State Department officials are denying that a plan has been engineered at the White House to push Secretary Rex Tillerson out, as reported earlier Thursday by numerous media outlets, starting with The New York Times.
The newspaper said CIA Director Mike Pompeo would be Tillerson’s replacement at State, and Arkansas Sen. Tom Cotton would replace Pompeo at the agency. Both men are aggressive war hawks. The news—which has been rumored for the past seven weeks in articles like this and this—sparked numerous stories and commentaries in traditional media and blogs, including Daily Kos.
But the State Department denies it. The White House press secretary denies it. Jim Mattis denies it (sort of). Here are Julian Borger and David Smith at The Guardian:
According to the New York Times, the first to report an impending departure, the plan was being put together by the White House chief of staff, John Kelly.
But state department spokeswoman Heather Nauert said that Kelly had called after the news reports broke and insisted they were false. “What I can tell you is that chief of staff Kelly called our department this morning and said that the rumours are not true, that those reports are not true. That is what I’ve been told,’ Nauert said. [...]
Tillerson met defence secretary James Mattis, his closest ally in the administration, early on Thursday morning, the state department said. Later in the day, Mattis was asked what he makes of reports of Tillerson leaving.
Mattis replies: “I make nothing of it, there’s nothing to it.”
Josh Marshall at TPM writes:
CNN is now reporting that the CIA/State shake-up story that roiled the news this morning was in fact an effort to send a message to and shame Rex Tillerson. That is hardly surprising given President Trump’s way of doing business for decades. But there’s more to it than that.

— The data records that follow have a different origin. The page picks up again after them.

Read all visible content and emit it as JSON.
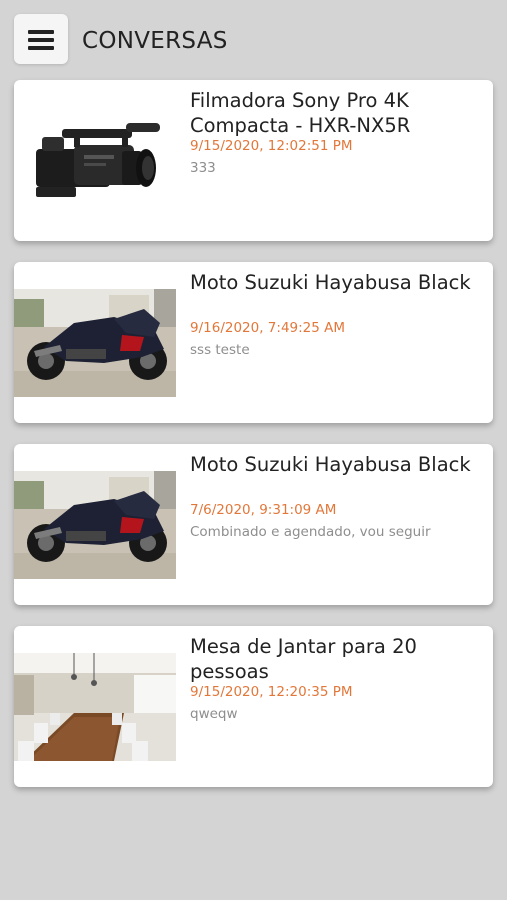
{
  "header": {
    "title": "CONVERSAS",
    "menu_icon": "hamburger-menu-icon"
  },
  "conversations": [
    {
      "title": "Filmadora Sony Pro 4K Compacta - HXR-NX5R",
      "date": "9/15/2020, 12:02:51 PM",
      "message": "333",
      "image": "camcorder-image"
    },
    {
      "title": "Moto Suzuki Hayabusa Black",
      "date": "9/16/2020, 7:49:25 AM",
      "message": "sss teste",
      "image": "motorcycle-image"
    },
    {
      "title": "Moto Suzuki Hayabusa Black",
      "date": "7/6/2020, 9:31:09 AM",
      "message": "Combinado e agendado, vou seguir",
      "image": "motorcycle-image"
    },
    {
      "title": "Mesa de Jantar para 20 pessoas",
      "date": "9/15/2020, 12:20:35 PM",
      "message": "qweqw",
      "image": "dining-table-image"
    }
  ],
  "colors": {
    "background": "#d4d4d4",
    "date_accent": "#e2773a",
    "message_text": "#8e8e8e"
  }
}
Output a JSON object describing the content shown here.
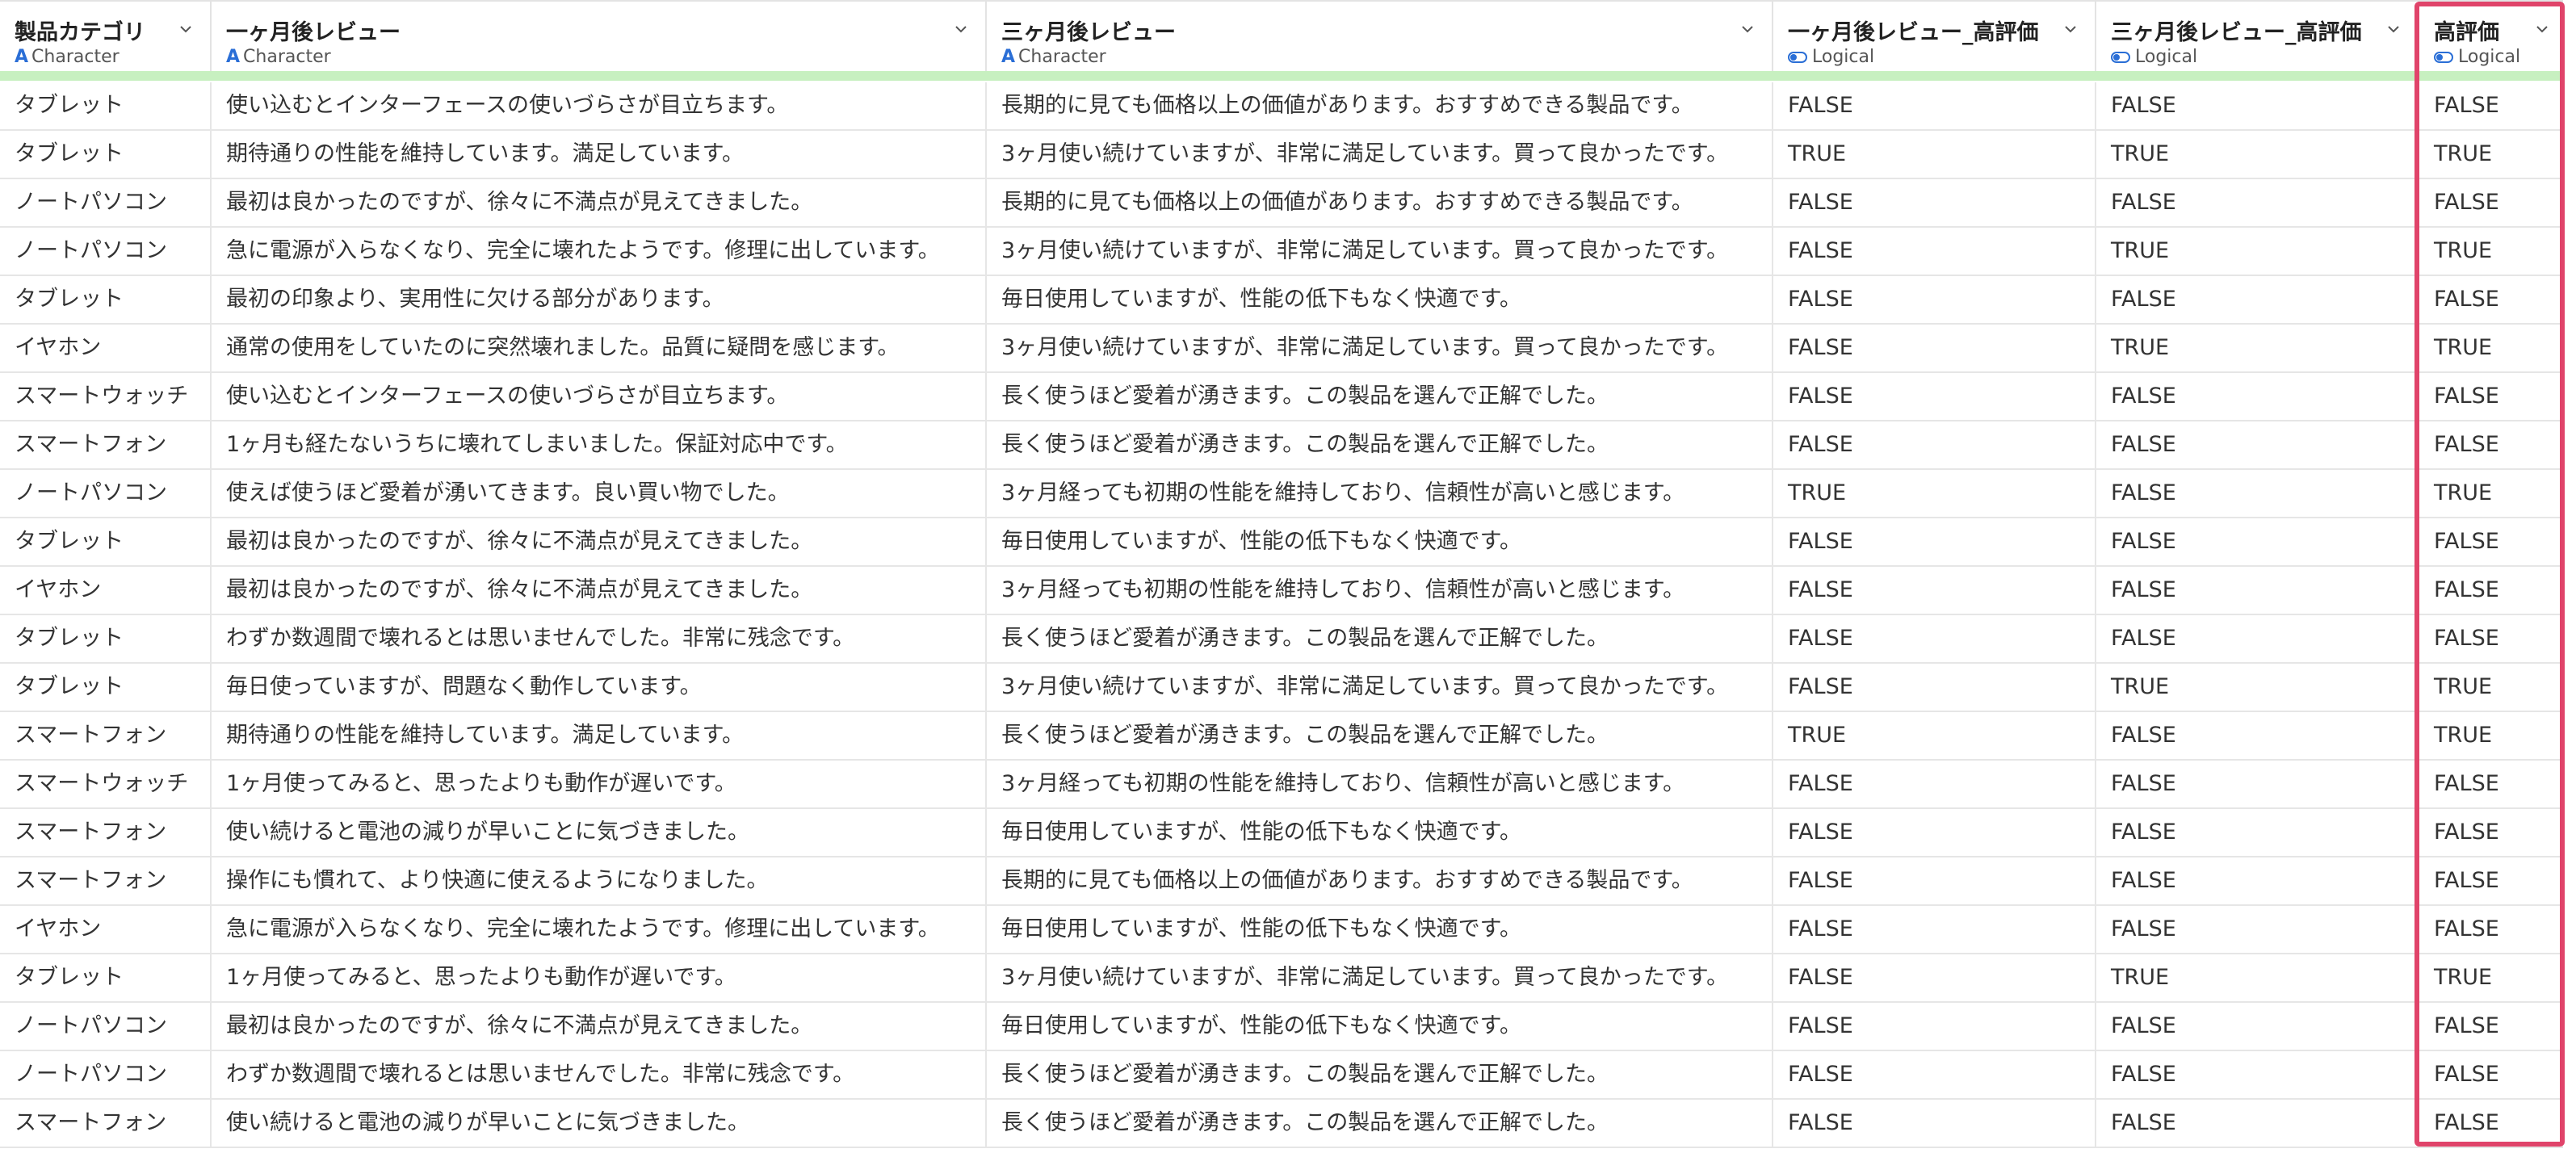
{
  "columns": [
    {
      "name": "製品カテゴリ",
      "type": "Character",
      "type_icon": "character-type-icon"
    },
    {
      "name": "一ヶ月後レビュー",
      "type": "Character",
      "type_icon": "character-type-icon"
    },
    {
      "name": "三ヶ月後レビュー",
      "type": "Character",
      "type_icon": "character-type-icon"
    },
    {
      "name": "一ヶ月後レビュー_高評価",
      "type": "Logical",
      "type_icon": "logical-type-icon"
    },
    {
      "name": "三ヶ月後レビュー_高評価",
      "type": "Logical",
      "type_icon": "logical-type-icon"
    },
    {
      "name": "高評価",
      "type": "Logical",
      "type_icon": "logical-type-icon"
    }
  ],
  "colors": {
    "highlight": "#e0446a",
    "header_bar": "#c7f0c0",
    "type_icon": "#2a6ed6"
  },
  "rows": [
    [
      "タブレット",
      "使い込むとインターフェースの使いづらさが目立ちます。",
      "長期的に見ても価格以上の価値があります。おすすめできる製品です。",
      "FALSE",
      "FALSE",
      "FALSE"
    ],
    [
      "タブレット",
      "期待通りの性能を維持しています。満足しています。",
      "3ヶ月使い続けていますが、非常に満足しています。買って良かったです。",
      "TRUE",
      "TRUE",
      "TRUE"
    ],
    [
      "ノートパソコン",
      "最初は良かったのですが、徐々に不満点が見えてきました。",
      "長期的に見ても価格以上の価値があります。おすすめできる製品です。",
      "FALSE",
      "FALSE",
      "FALSE"
    ],
    [
      "ノートパソコン",
      "急に電源が入らなくなり、完全に壊れたようです。修理に出しています。",
      "3ヶ月使い続けていますが、非常に満足しています。買って良かったです。",
      "FALSE",
      "TRUE",
      "TRUE"
    ],
    [
      "タブレット",
      "最初の印象より、実用性に欠ける部分があります。",
      "毎日使用していますが、性能の低下もなく快適です。",
      "FALSE",
      "FALSE",
      "FALSE"
    ],
    [
      "イヤホン",
      "通常の使用をしていたのに突然壊れました。品質に疑問を感じます。",
      "3ヶ月使い続けていますが、非常に満足しています。買って良かったです。",
      "FALSE",
      "TRUE",
      "TRUE"
    ],
    [
      "スマートウォッチ",
      "使い込むとインターフェースの使いづらさが目立ちます。",
      "長く使うほど愛着が湧きます。この製品を選んで正解でした。",
      "FALSE",
      "FALSE",
      "FALSE"
    ],
    [
      "スマートフォン",
      "1ヶ月も経たないうちに壊れてしまいました。保証対応中です。",
      "長く使うほど愛着が湧きます。この製品を選んで正解でした。",
      "FALSE",
      "FALSE",
      "FALSE"
    ],
    [
      "ノートパソコン",
      "使えば使うほど愛着が湧いてきます。良い買い物でした。",
      "3ヶ月経っても初期の性能を維持しており、信頼性が高いと感じます。",
      "TRUE",
      "FALSE",
      "TRUE"
    ],
    [
      "タブレット",
      "最初は良かったのですが、徐々に不満点が見えてきました。",
      "毎日使用していますが、性能の低下もなく快適です。",
      "FALSE",
      "FALSE",
      "FALSE"
    ],
    [
      "イヤホン",
      "最初は良かったのですが、徐々に不満点が見えてきました。",
      "3ヶ月経っても初期の性能を維持しており、信頼性が高いと感じます。",
      "FALSE",
      "FALSE",
      "FALSE"
    ],
    [
      "タブレット",
      "わずか数週間で壊れるとは思いませんでした。非常に残念です。",
      "長く使うほど愛着が湧きます。この製品を選んで正解でした。",
      "FALSE",
      "FALSE",
      "FALSE"
    ],
    [
      "タブレット",
      "毎日使っていますが、問題なく動作しています。",
      "3ヶ月使い続けていますが、非常に満足しています。買って良かったです。",
      "FALSE",
      "TRUE",
      "TRUE"
    ],
    [
      "スマートフォン",
      "期待通りの性能を維持しています。満足しています。",
      "長く使うほど愛着が湧きます。この製品を選んで正解でした。",
      "TRUE",
      "FALSE",
      "TRUE"
    ],
    [
      "スマートウォッチ",
      "1ヶ月使ってみると、思ったよりも動作が遅いです。",
      "3ヶ月経っても初期の性能を維持しており、信頼性が高いと感じます。",
      "FALSE",
      "FALSE",
      "FALSE"
    ],
    [
      "スマートフォン",
      "使い続けると電池の減りが早いことに気づきました。",
      "毎日使用していますが、性能の低下もなく快適です。",
      "FALSE",
      "FALSE",
      "FALSE"
    ],
    [
      "スマートフォン",
      "操作にも慣れて、より快適に使えるようになりました。",
      "長期的に見ても価格以上の価値があります。おすすめできる製品です。",
      "FALSE",
      "FALSE",
      "FALSE"
    ],
    [
      "イヤホン",
      "急に電源が入らなくなり、完全に壊れたようです。修理に出しています。",
      "毎日使用していますが、性能の低下もなく快適です。",
      "FALSE",
      "FALSE",
      "FALSE"
    ],
    [
      "タブレット",
      "1ヶ月使ってみると、思ったよりも動作が遅いです。",
      "3ヶ月使い続けていますが、非常に満足しています。買って良かったです。",
      "FALSE",
      "TRUE",
      "TRUE"
    ],
    [
      "ノートパソコン",
      "最初は良かったのですが、徐々に不満点が見えてきました。",
      "毎日使用していますが、性能の低下もなく快適です。",
      "FALSE",
      "FALSE",
      "FALSE"
    ],
    [
      "ノートパソコン",
      "わずか数週間で壊れるとは思いませんでした。非常に残念です。",
      "長く使うほど愛着が湧きます。この製品を選んで正解でした。",
      "FALSE",
      "FALSE",
      "FALSE"
    ],
    [
      "スマートフォン",
      "使い続けると電池の減りが早いことに気づきました。",
      "長く使うほど愛着が湧きます。この製品を選んで正解でした。",
      "FALSE",
      "FALSE",
      "FALSE"
    ]
  ]
}
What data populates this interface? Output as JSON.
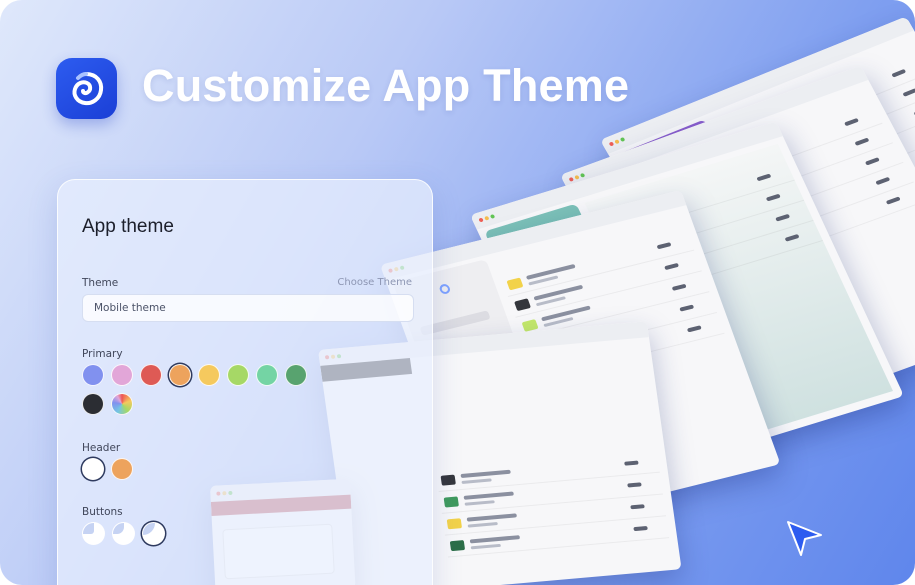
{
  "headline": "Customize App Theme",
  "panel": {
    "title": "App theme",
    "theme_label": "Theme",
    "choose_link": "Choose Theme",
    "theme_value": "Mobile theme",
    "primary_label": "Primary",
    "header_label": "Header",
    "buttons_label": "Buttons"
  },
  "colors": {
    "primary_swatches": [
      "#8191ef",
      "#e2a6d8",
      "#de5a55",
      "#eda35d",
      "#f5c95e",
      "#a6d866",
      "#74d4a4",
      "#58a36f",
      "#2b2d33",
      "conic"
    ],
    "primary_selected_index": 3,
    "header_swatches": [
      "#ffffff",
      "#eda35d"
    ],
    "header_selected_index": 0,
    "buttons_selected_index": 2,
    "accent": "#2d5cf0"
  }
}
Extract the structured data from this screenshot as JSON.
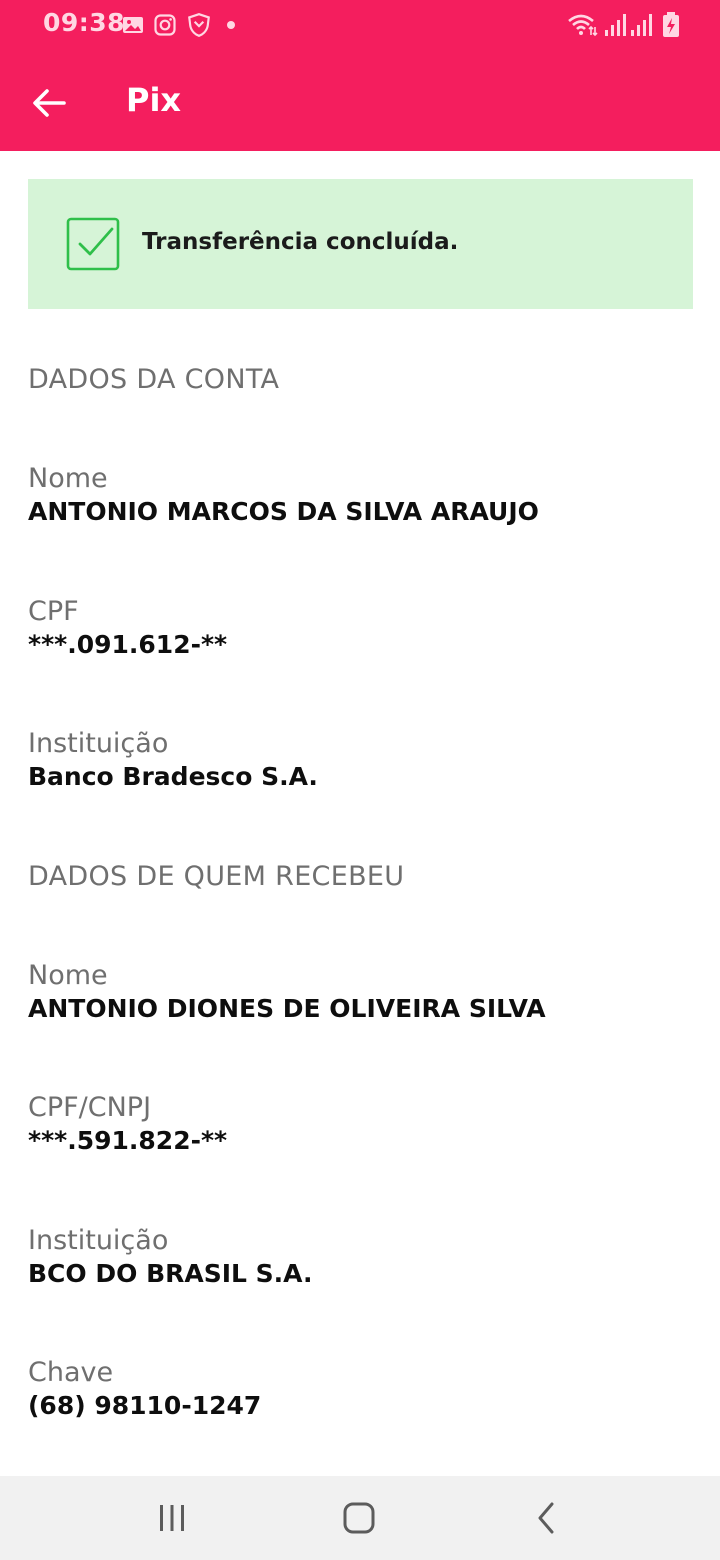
{
  "status_bar": {
    "time": "09:38"
  },
  "app_bar": {
    "title": "Pix"
  },
  "banner": {
    "message": "Transferência concluída."
  },
  "account": {
    "section_title": "DADOS DA CONTA",
    "fields": [
      {
        "label": "Nome",
        "value": "ANTONIO MARCOS DA SILVA ARAUJO"
      },
      {
        "label": "CPF",
        "value": "***.091.612-**"
      },
      {
        "label": "Instituição",
        "value": "Banco Bradesco S.A."
      }
    ]
  },
  "recipient": {
    "section_title": "DADOS DE QUEM RECEBEU",
    "fields": [
      {
        "label": "Nome",
        "value": "ANTONIO DIONES DE OLIVEIRA SILVA"
      },
      {
        "label": "CPF/CNPJ",
        "value": "***.591.822-**"
      },
      {
        "label": "Instituição",
        "value": "BCO DO BRASIL S.A."
      },
      {
        "label": "Chave",
        "value": "(68) 98110-1247"
      }
    ]
  },
  "colors": {
    "brand": "#f41e5e",
    "success_bg": "#d6f4d7",
    "success_icon": "#2fbf4a"
  },
  "icons": {
    "status": [
      "gallery-icon",
      "instagram-icon",
      "shield-app-icon",
      "dot-icon",
      "wifi-icon",
      "signal-icon",
      "signal-icon-2",
      "battery-charging-icon"
    ],
    "nav": [
      "recents-icon",
      "home-icon",
      "back-nav-icon"
    ]
  }
}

This new report at least suggests that the initial news reports this morning were false.
Now, this is mushy. It may be that the President is in fact planning this shake up, that it is happening and that he also leaked news of the plan to shame Tillerson. But that’s moPoliticore plausible in a notional sense than an actual one. This morning’s report was that it’s happening. It could happen today or it could happen by the end of the year. But it’s happening. And you’re finding out about something that is happening.
Now it seems that that’s not quite the case. If it’s really happening there isn’t a lot of need to send Tillerson a message or shame him. Just do it. What it seems like is that a lot of the prestige publications got hoodwinked into delivering a message which they thought was a news story.
Frankly, I don’t see it. The CNN report states:
Reports that the White House has a tentative plan to replace Secretary of State Rex Tillerson that emerged Thursday were an effort to express President Donald Trump's deep displeasure and publicly shame his secretary of state, a source with direct knowledge of the White House's thinking said Thursday.
The hope from the White House, the source said, is to push out the plan to replace Tillerson and then "wait for him to punch out."
The news that the White House is seriously considering replacing Tillerson with CIA Director Mike Pompeo comes as Trump remains deeply frustrated with his secretary of state, another source familiar with the President's thinking said. And the plan is not just being considered at the staff level, but by the President himself, the source said. [...]
That suggests not that the report of a plan to oust Tillerson was false, but rather that leaking the story was a key element of that plan—getting him out by jerking his chain so hard that he would bail on his own without anyone having to fire him.
But perhaps Marshall is correct. Hoodwinked by disinformation is something that has happened to many journalists, including really smart ones, since there have been journalists. If so, however, it would mean the Times reporters just got burned by some sources they depended on to give them truthful information.
The fact is that the Tillerson-Pompeo-Cotton story has been gathering ink and pixels at various sources since early October. See Axios, Vanity Fair, Politico.
Presumably, we’ll find out soon enough whether this has all been an elaborate prank, a poke in the eye to Tillerson for reportedly calling Pr*sident Trump a “moron.” Or perhaps it’s just what Times reporters Maggie Haberman, Peter Baker, and Gardiner Harris said it is. Would it really surprise anyone for Trump to fire Tillerson five minutes after press secretary Sarah Huckabee Sanders has said he has confidence in the man?